Pour se couper du monde afin de réviser les examens, Alex (Maïwenn le Besco) retourne le temps d'un week-end dans la maison familiale perdue en pleine campagne. Avec elle, sa meilleure amie Marie (Cécile de France) profite de l'occasion pour faire connaissance avec ses parents. Mais la nuit tombée, un tueur sanguinaire va prendre d'assaut la maison en exécutant tout le monde sur son passage.
Produit par la firme de Luc Besson, HAUTE TENSION est le deuxième long métrage d'Alexandre Aja, fils d'Alexandre Arcady à qui l'on doit LE GRAND PARDON ou encore L'UNION SACREE. Aja commence sa carrière de metteur en scène avec le court OVER THE RAINBOW qui reçoit un très bon accueil au 50ème festival de Cannes. Avec son comparse scénariste Grégory Levasseur, Aja dirige FURIA, un polar d'anticipation sur fond de romance et de discours engagé. Le film passera dans l'indifférence générale. Après l'écriture de ENTRE CHIENS ET LOUPS d'Arcady et la direction de la deuxième équipe sur ce même film, le duo Aja / Levasseur nous revient en pleine forme avec la volonté de nous livrer LE survival que le cinéma moderne n'ose plus faire.

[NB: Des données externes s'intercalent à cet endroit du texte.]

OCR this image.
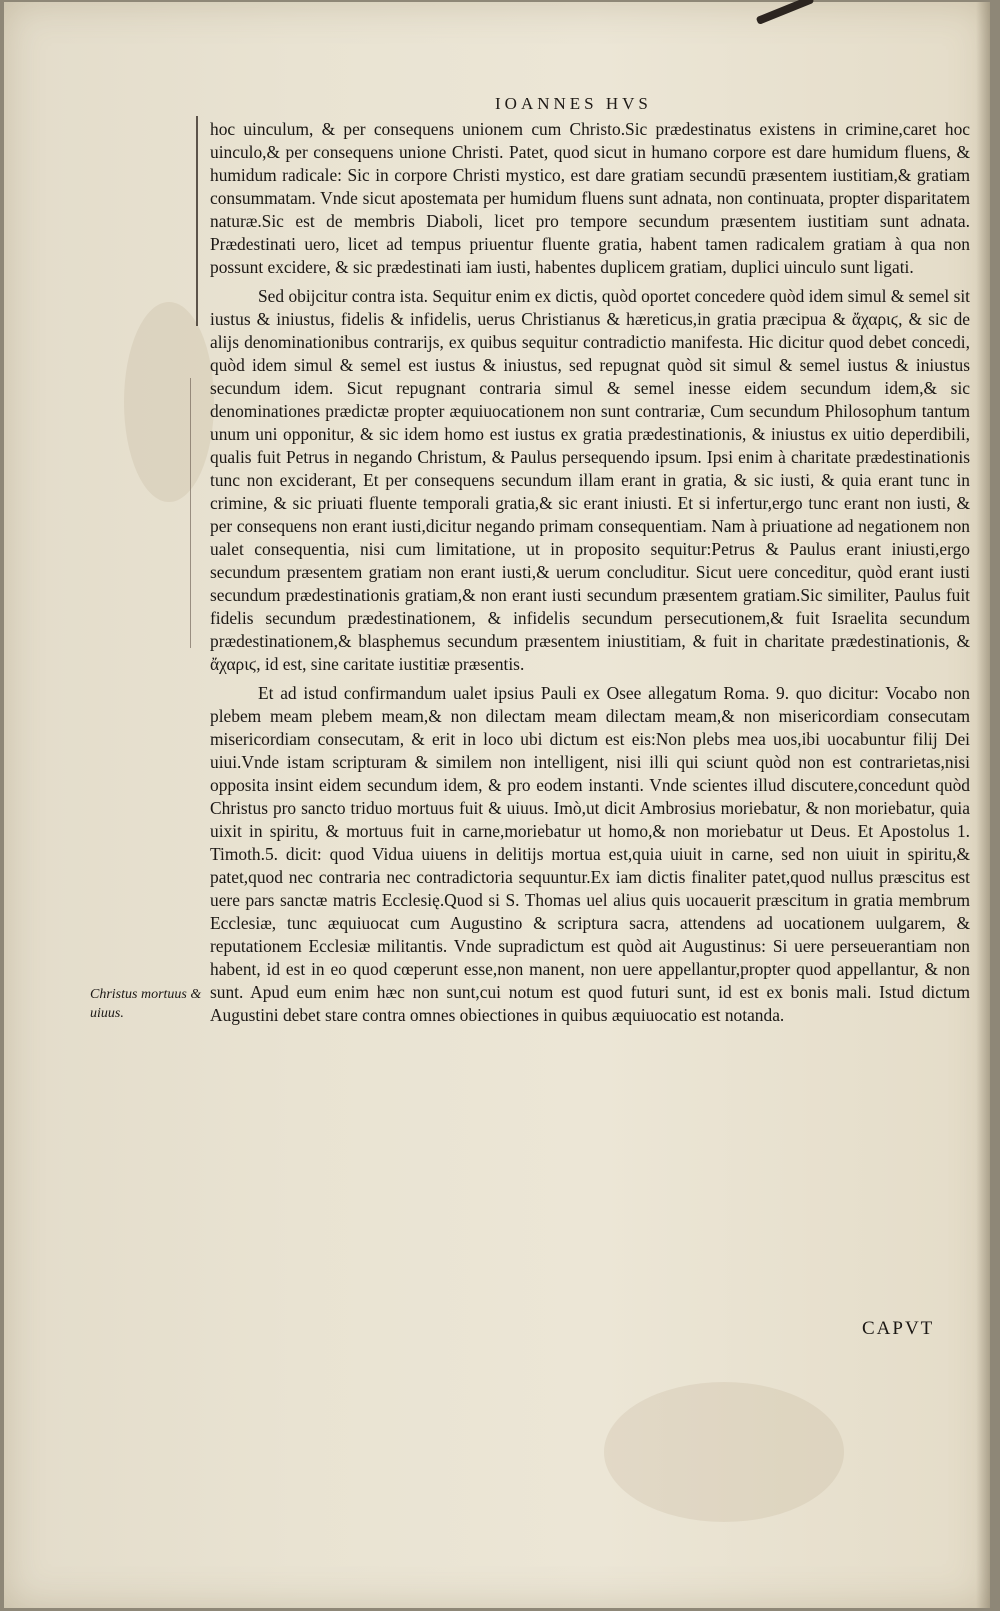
IOANNES HVS

hoc uinculum, & per consequens unionem cum Christo.Sic prædestinatus existens in crimine,caret hoc uinculo,& per consequens unione Christi. Patet, quod sicut in humano corpore est dare humidum fluens, & humidum radicale: Sic in corpore Christi mystico, est dare gratiam secundū præsentem iustitiam,& gratiam consummatam. Vnde sicut apostemata per humidum fluens sunt adnata, non continuata, propter disparitatem naturæ.Sic est de membris Diaboli, licet pro tempore secundum præsentem iustitiam sunt adnata. Prædestinati uero, licet ad tempus priuentur fluente gratia, habent tamen radicalem gratiam à qua non possunt excidere, & sic prædestinati iam iusti, habentes duplicem gratiam, duplici uinculo sunt ligati.

Sed obijcitur contra ista. Sequitur enim ex dictis, quòd oportet concedere quòd idem simul & semel sit iustus & iniustus, fidelis & infidelis, uerus Christianus & hæreticus,in gratia præcipua & ἄχαριϛ, & sic de alijs denominationibus contrarijs, ex quibus sequitur contradictio manifesta. Hic dicitur quod debet concedi, quòd idem simul & semel est iustus & iniustus, sed repugnat quòd sit simul & semel iustus & iniustus secundum idem. Sicut repugnant contraria simul & semel inesse eidem secundum idem,& sic denominationes prædictæ propter æquiuocationem non sunt contrariæ, Cum secundum Philosophum tantum unum uni opponitur, & sic idem homo est iustus ex gratia prædestinationis, & iniustus ex uitio deperdibili, qualis fuit Petrus in negando Christum, & Paulus persequendo ipsum. Ipsi enim à charitate prædestinationis tunc non exciderant, Et per consequens secundum illam erant in gratia, & sic iusti, & quia erant tunc in crimine, & sic priuati fluente temporali gratia,& sic erant iniusti. Et si infertur,ergo tunc erant non iusti, & per consequens non erant iusti,dicitur negando primam consequentiam. Nam à priuatione ad negationem non ualet consequentia, nisi cum limitatione, ut in proposito sequitur:Petrus & Paulus erant iniusti,ergo secundum præsentem gratiam non erant iusti,& uerum concluditur. Sicut uere conceditur, quòd erant iusti secundum prædestinationis gratiam,& non erant iusti secundum præsentem gratiam.Sic similiter, Paulus fuit fidelis secundum prædestinationem, & infidelis secundum persecutionem,& fuit Israelita secundum prædestinationem,& blasphemus secundum præsentem iniustitiam, & fuit in charitate prædestinationis, & ἄχαριϛ, id est, sine caritate iustitiæ præsentis.

Et ad istud confirmandum ualet ipsius Pauli ex Osee allegatum Roma. 9. quo dicitur: Vocabo non plebem meam plebem meam,& non dilectam meam dilectam meam,& non misericordiam consecutam misericordiam consecutam, & erit in loco ubi dictum est eis:Non plebs mea uos,ibi uocabuntur filij Dei uiui.Vnde istam scripturam & similem non intelligent, nisi illi qui sciunt quòd non est contrarietas,nisi opposita insint eidem secundum idem, & pro eodem instanti. Vnde scientes illud discutere,concedunt quòd Christus pro sancto triduo mortuus fuit & uiuus. Imò,ut dicit Ambrosius moriebatur, & non moriebatur, quia uixit in spiritu, & mortuus fuit in carne,moriebatur ut homo,& non moriebatur ut Deus. Et Apostolus 1. Timoth.5. dicit: quod Vidua uiuens in delitijs mortua est,quia uiuit in carne, sed non uiuit in spiritu,& patet,quod nec contraria nec contradictoria sequuntur.Ex iam dictis finaliter patet,quod nullus præscitus est uere pars sanctæ matris Ecclesię.Quod si S. Thomas uel alius quis uocauerit præscitum in gratia membrum Ecclesiæ, tunc æquiuocat cum Augustino & scriptura sacra, attendens ad uocationem uulgarem, & reputationem Ecclesiæ militantis. Vnde supradictum est quòd ait Augustinus: Si uere perseuerantiam non habent, id est in eo quod cœperunt esse,non manent, non uere appellantur,propter quod appellantur, & non sunt. Apud eum enim hæc non sunt,cui notum est quod futuri sunt, id est ex bonis mali. Istud dictum Augustini debet stare contra omnes obiectiones in quibus æquiuocatio est notanda.

Christus mortuus & uiuus.
CAPVT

Ayant fait depuis longtemps le tour du slasher nouvelle formule, le cinéma fantastique contemporain lorgne de plus en plus sur les perles traumatisantes de l'époque des MASSACRE A LA TRONCONNEUSE, MANIAC ou autre LA DERNIERE MAISON SUR LA GAUCHE. Coincé entre DETOUR MORTEL et le remake de MASSACRE A LA TRONCONNEUSE, HAUTE TENSION va donc tenter de nous faire retrouver les frayeurs harcore d'il y a 20 ans. Scénario basique qui va droit au but, premier degré généralisé qui nous fait vivre le calvaire de l'héroïne quasiment en direct, du gore sale mâtiné de perversité, le film d'Alexandre Aja tient miraculeusement toutes ses promesses.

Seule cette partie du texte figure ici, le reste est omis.